Configset API provides functions for the above mentioned work flow, including:

`void git_configset_init(struct config_set *cs)`::

	Initializes the config_set `cs`.

`int git_configset_add_file(struct config_set *cs, const char *filename)`::

	Parses the file and adds the variable-value pairs to the `config_set`,
	dies if there is an error in parsing the file. Returns 0 on success, or
	-1 if the file does not exist or is inaccessible. The user has to decide
	if he wants to free the incomplete configset or continue using it when
	the function returns -1.

`int git_configset_get_value(struct config_set *cs, const char *key, const char **value)`::

	Finds the highest-priority value for the configuration variable `key`
	and config set `cs`, stores the pointer to it in `value` and returns 0.
	When the configuration variable `key` is not found, returns 1 without
	touching `value`. The caller should not free or modify `value`, as it
	is owned by the cache.

`const struct string_list *git_configset_get_value_multi(struct config_set *cs, const char *key)`::

	Finds and returns the value list, sorted in order of increasing priority
	for the configuration variable `key` and config set `cs`. When the
	configuration variable `key` is not found, returns NULL. The caller
	should not free or modify the returned pointer, as it is owned by the cache.

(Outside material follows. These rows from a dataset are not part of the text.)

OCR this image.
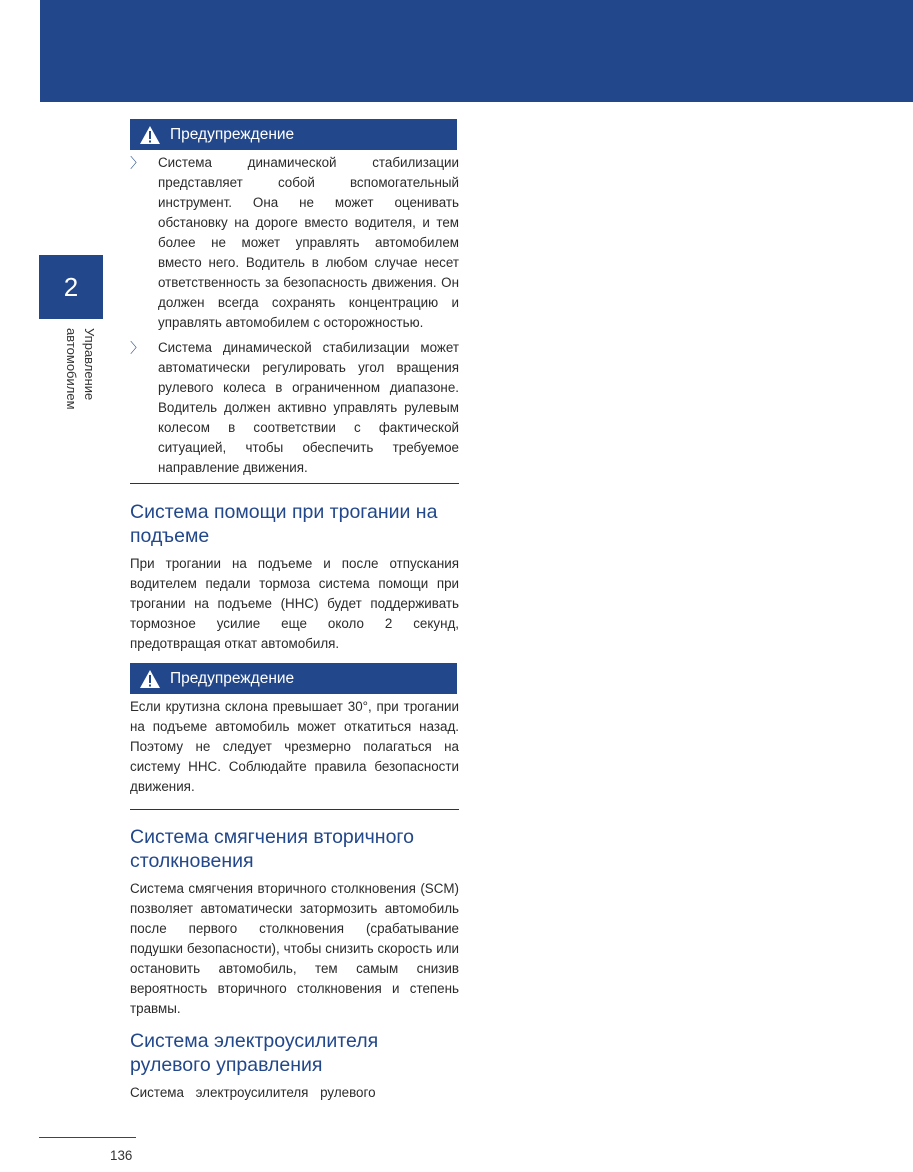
2
Управление автомобилем
Предупреждение
〉	Система динамической стабилизации представляет собой вспомогательный инструмент. Она не может оценивать обстановку на дороге вместо водителя, и тем более не может управлять автомобилем вместо него. Водитель в любом случае несет ответственность за безопасность движения. Он должен всегда сохранять концентрацию и управлять автомобилем с осторожностью.
〉	Система динамической стабилизации может автоматически регулировать угол вращения рулевого колеса в ограниченном диапазоне. Водитель должен активно управлять рулевым колесом в соответствии с фактической ситуацией, чтобы обеспечить требуемое направление движения.
Система помощи при трогании на подъеме

При трогании на подъеме и после отпускания водителем педали тормоза система помощи при трогании на подъеме (HHC) будет поддерживать тормозное усилие еще около 2 секунд, предотвращая откат автомобиля.

Предупреждение

Если крутизна склона превышает 30°, при трогании на подъеме автомобиль может откатиться назад. Поэтому не следует чрезмерно полагаться на систему HHC. Соблюдайте правила безопасности движения.

Система смягчения вторичного столкновения

Система смягчения вторичного столкновения (SCM) позволяет автоматически затормозить автомобиль после первого столкновения (срабатывание подушки безопасности), чтобы снизить скорость или остановить автомобиль, тем самым снизив вероятность вторичного столкновения и степень травмы.

Система электроусилителя рулевого управления

Система электроусилителя рулевого

136
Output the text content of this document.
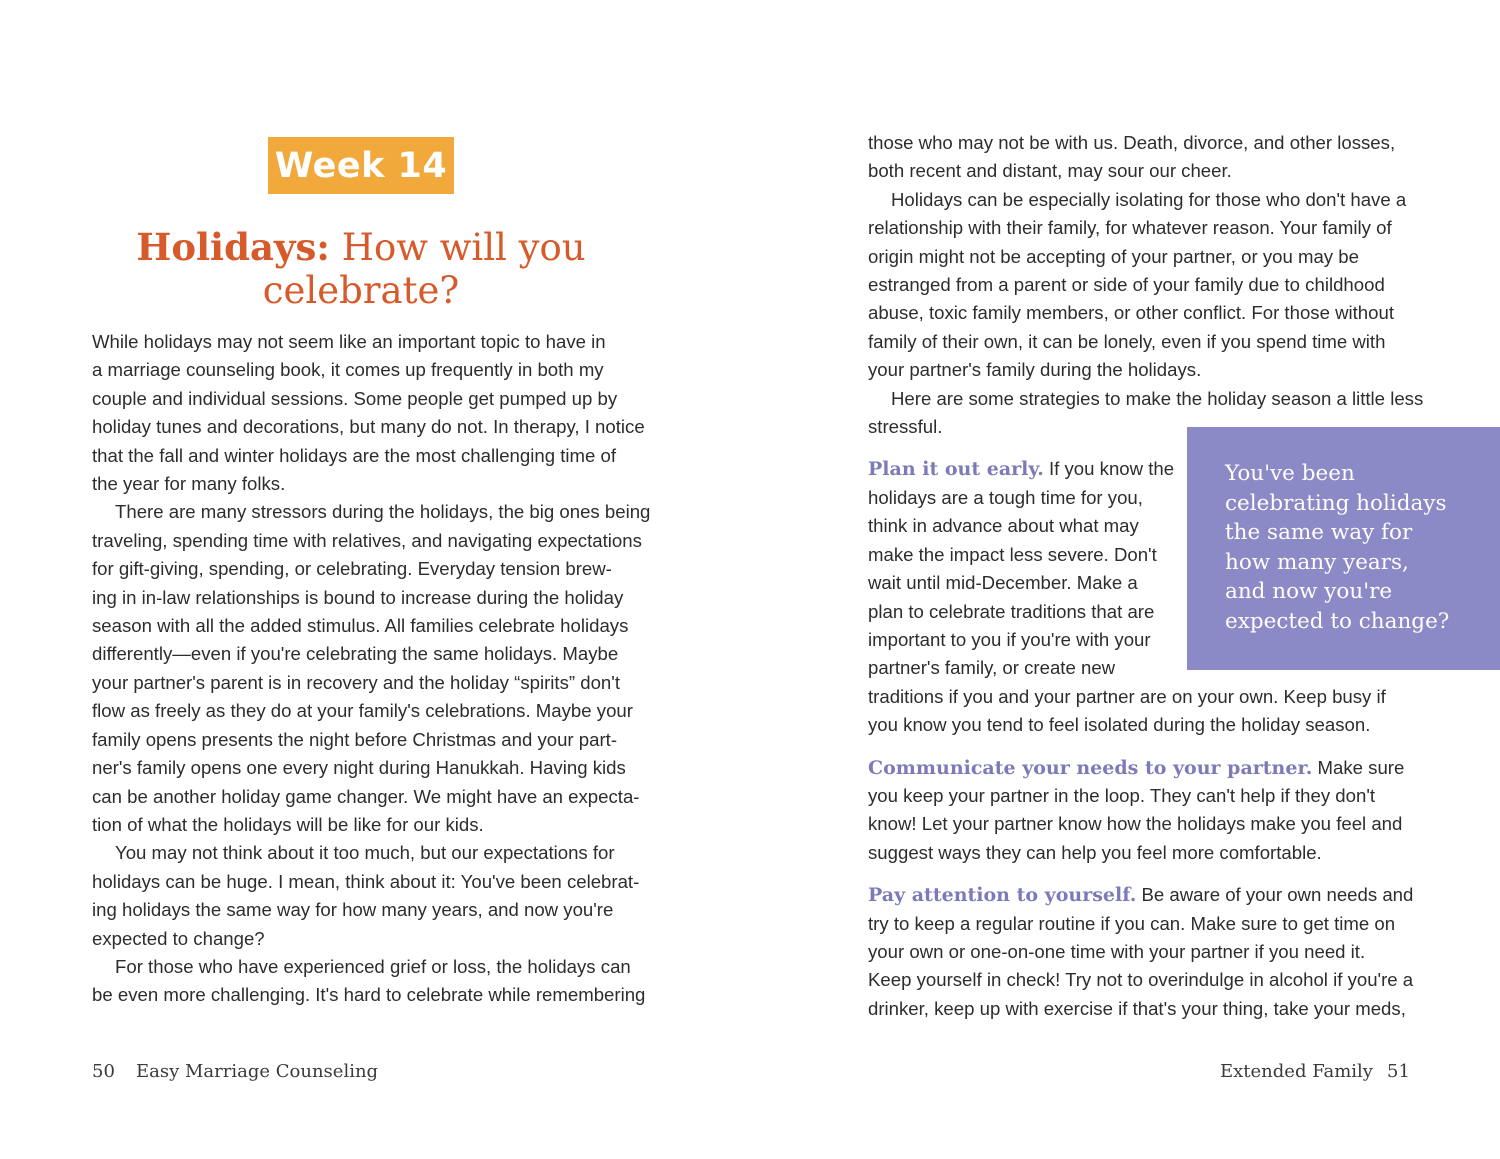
Week 14
Holidays: How will you
celebrate?

While holidays may not seem like an important topic to have in
a marriage counseling book, it comes up frequently in both my
couple and individual sessions. Some people get pumped up by
holiday tunes and decorations, but many do not. In therapy, I notice
that the fall and winter holidays are the most challenging time of
the year for many folks.

There are many stressors during the holidays, the big ones being
traveling, spending time with relatives, and navigating expectations
for gift-giving, spending, or celebrating. Everyday tension brew-
ing in in-law relationships is bound to increase during the holiday
season with all the added stimulus. All families celebrate holidays
differently—even if you're celebrating the same holidays. Maybe
your partner's parent is in recovery and the holiday “spirits” don't
flow as freely as they do at your family's celebrations. Maybe your
family opens presents the night before Christmas and your part-
ner's family opens one every night during Hanukkah. Having kids
can be another holiday game changer. We might have an expecta-
tion of what the holidays will be like for our kids.

You may not think about it too much, but our expectations for
holidays can be huge. I mean, think about it: You've been celebrat-
ing holidays the same way for how many years, and now you're
expected to change?

For those who have experienced grief or loss, the holidays can
be even more challenging. It's hard to celebrate while remembering

those who may not be with us. Death, divorce, and other losses,
both recent and distant, may sour our cheer.

Holidays can be especially isolating for those who don't have a
relationship with their family, for whatever reason. Your family of
origin might not be accepting of your partner, or you may be
estranged from a parent or side of your family due to childhood
abuse, toxic family members, or other conflict. For those without
family of their own, it can be lonely, even if you spend time with
your partner's family during the holidays.

Here are some strategies to make the holiday season a little less
stressful.

Plan it out early. If you know the
holidays are a tough time for you,
think in advance about what may
make the impact less severe. Don't
wait until mid-December. Make a
plan to celebrate traditions that are
important to you if you're with your
partner's family, or create new
traditions if you and your partner are on your own. Keep busy if
you know you tend to feel isolated during the holiday season.

Communicate your needs to your partner. Make sure
you keep your partner in the loop. They can't help if they don't
know! Let your partner know how the holidays make you feel and
suggest ways they can help you feel more comfortable.

Pay attention to yourself. Be aware of your own needs and
try to keep a regular routine if you can. Make sure to get time on
your own or one-on-one time with your partner if you need it.
Keep yourself in check! Try not to overindulge in alcohol if you're a
drinker, keep up with exercise if that's your thing, take your meds,

You've been
celebrating holidays
the same way for
how many years,
and now you're
expected to change?
50 Easy Marriage Counseling	Extended Family 51
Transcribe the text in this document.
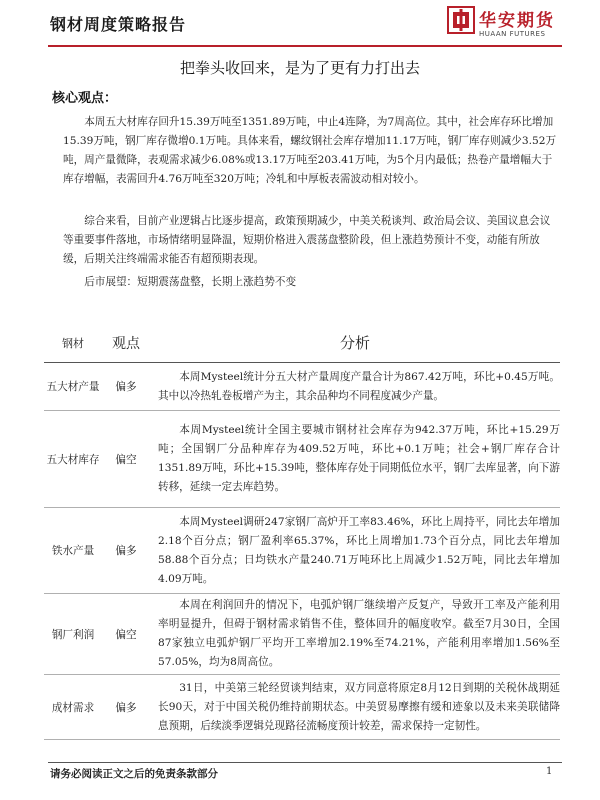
钢材周度策略报告	华安期货
HUAAN FUTURES
把拳头收回来，是为了更有力打出去
核心观点：

本周五大材库存回升15.39万吨至1351.89万吨，中止4连降，为7周高位。其中，社会库存环比增加15.39万吨，钢厂库存微增0.1万吨。具体来看，螺纹钢社会库存增加11.17万吨，钢厂库存则减少3.52万吨，周产量微降，表观需求减少6.08%或13.17万吨至203.41万吨，为5个月内最低；热卷产量增幅大于库存增幅，表需回升4.76万吨至320万吨；冷轧和中厚板表需波动相对较小。

综合来看，目前产业逻辑占比逐步提高，政策预期减少，中美关税谈判、政治局会议、美国议息会议等重要事件落地，市场情绪明显降温，短期价格进入震荡盘整阶段，但上涨趋势预计不变，动能有所放缓，后期关注终端需求能否有超预期表现。

后市展望：短期震荡盘整，长期上涨趋势不变

钢材	观点	分析
五大材产量	偏多	本周Mysteel统计分五大材产量周度产量合计为867.42万吨，环比+0.45万吨。其中以冷热轧卷板增产为主，其余品种均不同程度减少产量。
五大材库存	偏空	本周Mysteel统计全国主要城市钢材社会库存为942.37万吨，环比+15.29万吨；全国钢厂分品种库存为409.52万吨，环比+0.1万吨；社会+钢厂库存合计1351.89万吨，环比+15.39吨，整体库存处于同期低位水平，钢厂去库显著，向下游转移，延续一定去库趋势。
铁水产量	偏多	本周Mysteel调研247家钢厂高炉开工率83.46%，环比上周持平，同比去年增加2.18个百分点；钢厂盈利率65.37%，环比上周增加1.73个百分点，同比去年增加58.88个百分点；日均铁水产量240.71万吨环比上周减少1.52万吨，同比去年增加4.09万吨。
钢厂利润	偏空	本周在利润回升的情况下，电弧炉钢厂继续增产反复产，导致开工率及产能利用率明显提升，但碍于钢材需求销售不佳，整体回升的幅度收窄。截至7月30日，全国87家独立电弧炉钢厂平均开工率增加2.19%至74.21%，产能利用率增加1.56%至57.05%，均为8周高位。
成材需求	偏多	31日，中美第三轮经贸谈判结束，双方同意将原定8月12日到期的关税休战期延长90天，对于中国关税仍维持前期状态。中美贸易摩擦有缓和迹象以及未来美联储降息预期，后续淡季逻辑兑现路径流畅度预计较差，需求保持一定韧性。
请务必阅读正文之后的免责条款部分	1
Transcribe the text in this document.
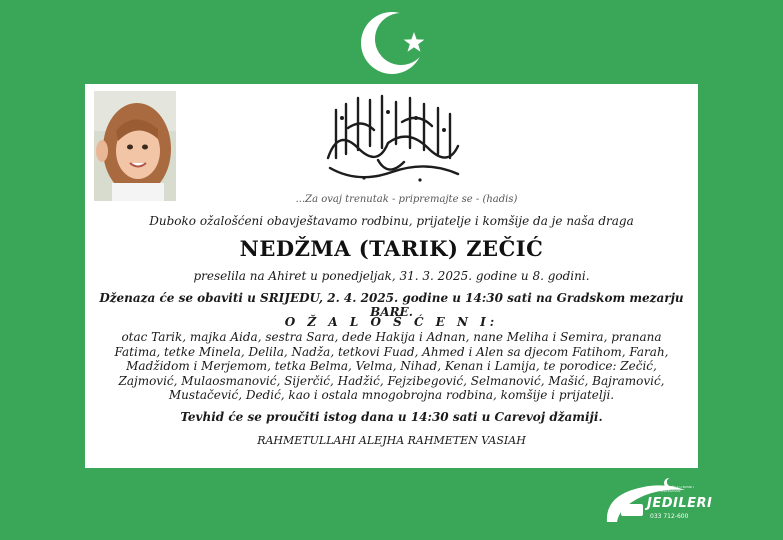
...Za ovaj trenutak - pripremajte se - (hadis)
Duboko ožalošćeni obavještavamo rodbinu, prijatelje i komšije da je naša draga
NEDŽMA (TARIK) ZEČIĆ
preselila na Ahiret u ponedjeljak, 31. 3. 2025. godine u 8. godini.
Dženaza će se obaviti u SRIJEDU, 2. 4. 2025. godine u 14:30 sati na Gradskom mezarju BARE.
O Ž A L O Š Ć E N I:
otac Tarik, majka Aida, sestra Sara, dede Hakija i Adnan, nane Meliha i Semira, pranana Fatima, tetke Minela, Delila, Nadža, tetkovi Fuad, Ahmed i Alen sa djecom Fatihom, Farah, Madžidom i Merjemom, tetka Belma, Velma, Nihad, Kenan i Lamija, te porodice: Zečić, Zajmović, Mulaosmanović, Sijerčić, Hadžić, Fejzibegović, Selmanović, Mašić, Bajramović, Mustačević, Dedić, kao i ostala mnogobrojna rodbina, komšije i prijatelji.
Tevhid će se proučiti istog dana u 14:30 sati u Carevoj džamiji.
RAHMETULLAHI ALEJHA RAHMETEN VASIAH
ISLAMSKA ZAJEDNICA U BOSNI I HERCEGOVINI
JEDILERI
033 712-600
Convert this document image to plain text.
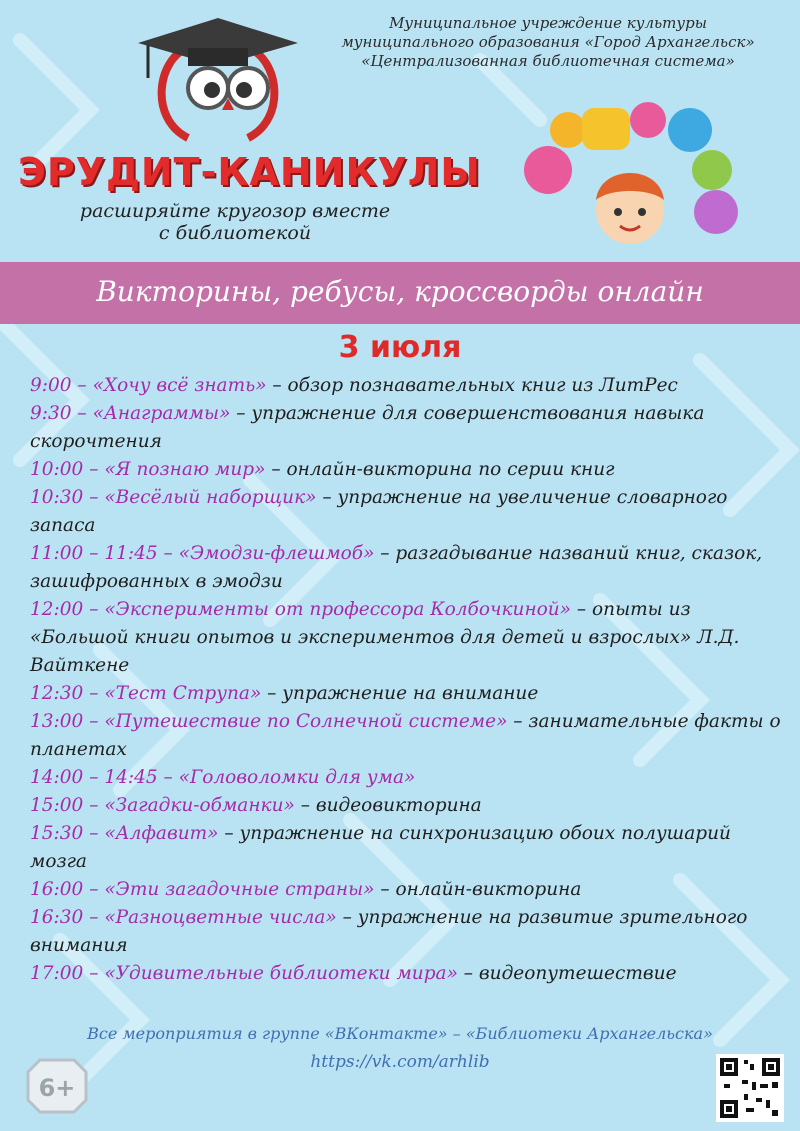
Муниципальное учреждение культуры
муниципального образования «Город Архангельск»
«Централизованная библиотечная система»
ЭРУДИТ-КАНИКУЛЫ
расширяйте кругозор вместе
с библиотекой
Викторины, ребусы, кроссворды онлайн
3 июля
9:00 – «Хочу всё знать» – обзор познавательных книг из ЛитРес
9:30 – «Анаграммы» – упражнение для совершенствования навыка скорочтения
10:00 – «Я познаю мир» – онлайн-викторина по серии книг
10:30 – «Весёлый наборщик» – упражнение на увеличение словарного запаса
11:00 – 11:45 – «Эмодзи-флешмоб» – разгадывание названий книг, сказок, зашифрованных в эмодзи
12:00 – «Эксперименты от профессора Колбочкиной» – опыты из «Большой книги опытов и экспериментов для детей и взрослых» Л.Д. Вайткене
12:30 – «Тест Струпа» – упражнение на внимание
13:00 – «Путешествие по Солнечной системе» – занимательные факты о планетах
14:00 – 14:45 – «Головоломки для ума»
15:00 – «Загадки-обманки» – видеовикторина
15:30 – «Алфавит» – упражнение на синхронизацию обоих полушарий мозга
16:00 – «Эти загадочные страны» – онлайн-викторина
16:30 – «Разноцветные числа» – упражнение на развитие зрительного внимания
17:00 – «Удивительные библиотеки мира» – видеопутешествие
Все мероприятия в группе «ВКонтакте» – «Библиотеки Архангельска»
https://vk.com/arhlib
6+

`void git_configset_clear(struct config_set *cs)`::

	Clears `config_set` structure, removes all saved variable-value pairs.

In addition to above functions, the `config_set` API provides type specific
functions in the vein of `git_config_get_int` and family but with an extra
parameter, pointer to struct `config_set`.
They all behave similarly to the `git_config_get*()` family described in
"Querying For Specific Variables" above.

Writing Config Files
--------------------

Git gives multiple entry points in the Config API to write config values to
files namely `git_config_set_in_file` and `git_config_set`, which write to
a specific config file or to `.git/config` respectively. They both take a
key/value pair as parameter.
In the end they both call `git_config_set_multivar_in_file` which takes four
parameters:

- the name of the file, as a string, to which key/value pairs will be written.

- the name of key, as a string. This is in canonical "flat" form: the section,
  subsection, and variable segments will be separated by dots, and the section
  and variable segments will be all lowercase.
  E.g., `core.ignorecase`, `diff.SomeType.textconv`.

- the value of the variable, as a string. If value is equal to NULL, it will
  remove the matching key from the config file.

- the value regex, as a string. It will disregard key/value pairs where value
  does not match.

- a multi_replace value, as an int. If value is equal to zero, nothing or only
  one matching key/value is replaced, else all matching key/values (regardless
  how many) are removed, before the new pair is written.

It returns 0 on success.

Also, there are functions `git_config_rename_section` and
`git_config_rename_section_in_file` with parameters `old_name` and `new_name`
for renaming or removing sections in the config files. If NULL is passed
through `new_name` parameter, the section will be removed from the config file.